Midterm Elections: Two Years Later, More Change is in the Air–Or Not
- Nov 03, 2010
November 3, 2010
By Barbra Murray, Contributing Editor
When the 111th Congress met in January 2009, the Democrats had it all–the House of Representatives and the Senate, not to mention the Executive Office. But when the 112th Congress meets in January 2011, it’s going to look a little bit different. The Mid-term elections have brought a shift in power, with Republicans taking control of the House with, albeit not yet completely official, 239 seats, leaving the Democrats with 185 and Independents with 11.
Politicians, pundits, bloggers, talking heads and the like will spend the next few months pontificating and speculating ad nauseum about how the country will be impacted once a new hand is pounding the gavel as Speaker of the House. As the election results pertain to the commercial real estate industry, the real experts have a grip on what is to be.
“With regard to legislation, will the new congress put together or pass anything that would have a negative impact on commercial real estate? I’d say no,” Dan Fasulo, managing director with global commercial real estate research and consulting firm Real Capital Analytics,” told CPE. “The current administration has been very unwilling to support commercial real estate anymore than they have by keeping interest rates super low. Legislatively, I don’t think anything is going to come through that will devastate the commercial real estate industry.”
But that’s just the general point of view. There are some brewing issues at hand that concern commercial real estate, multifamily housing financing, in particular. Yes, government sponsored enterprises Fannie Mae and Freddie Mac. “The restructuring of these two illiquid companies is not going to happen over the next two years,” he said. “Democrats are against it and Republicans are too pragmatic about it. These are two prolific sources of capital for the commercial real estate industry and at this point in the economic cycle, restructuring them would have a disastrous effect.”

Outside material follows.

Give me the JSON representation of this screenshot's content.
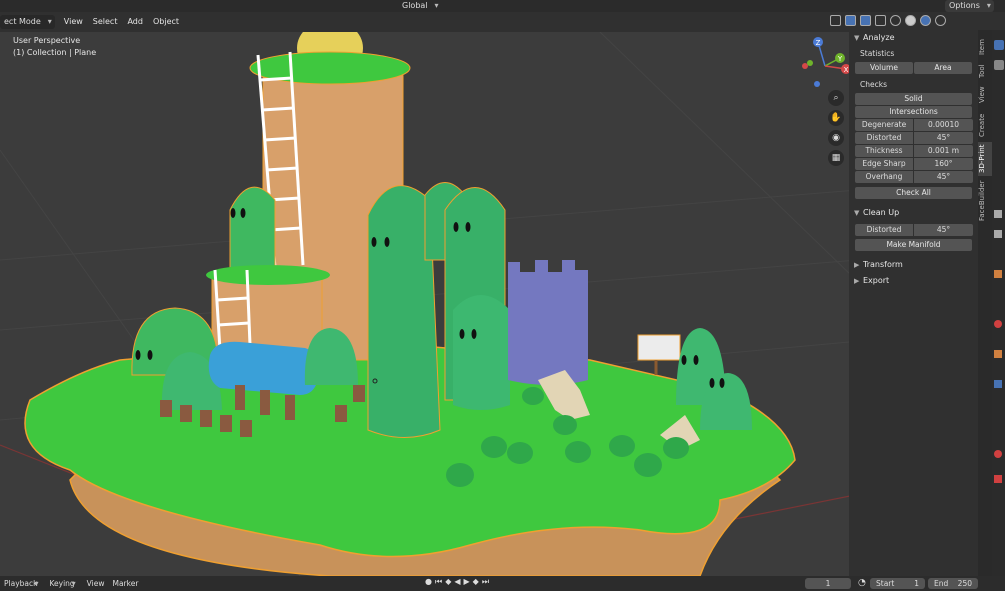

As for the business sector in general, it has nothing to worry about, Fasulo added. “For the most part, balance sheets have been repaired; many companies are sitting on millions of cash. The House will definitely pass the bill extending the Bush tax cuts–there will be way too much pressure on the more moderate Democrats not to go for it. But if President Obama starts vetoing, all bets are off.”
Essentially, Fasulo concluded, the change in leadership in the House will not result in upheaval or a major boon in the commercial real estate industry. All will be copasetic. “It is a net positive for the economy and commercial real estate,” he said. “That’s my macro stance on things and that is what I’ve been hearing out in the industry.”
Other industry experts agree that the ascent of the Republicans in the House does not represent an impending turning point in commercial real estate.
“The way it will matter to commercial real estate is pretty mundane,” Dr. Richard K. Green, Director of the USC Lusk Center for Real Estate, told CPE. “We will almost certainly have some sort of tax bill in the next year, and how it treats depreciation and capital gains will matter to real estate. I suspect that the strong GOP showing means capital gains will retain its preference, but I really have no forecast about depreciation rules.”
Green’s colleague, Robert Bridges, Assistant Professor of Clinical Finance and Business Economics at USC Marshall School of Business, is equally sanguine about the impact, or lack thereof, that the elections will have on the industry. “The things that affect the industry lie in interest rates and the economy; those are things that are not going to be affected by a single election.”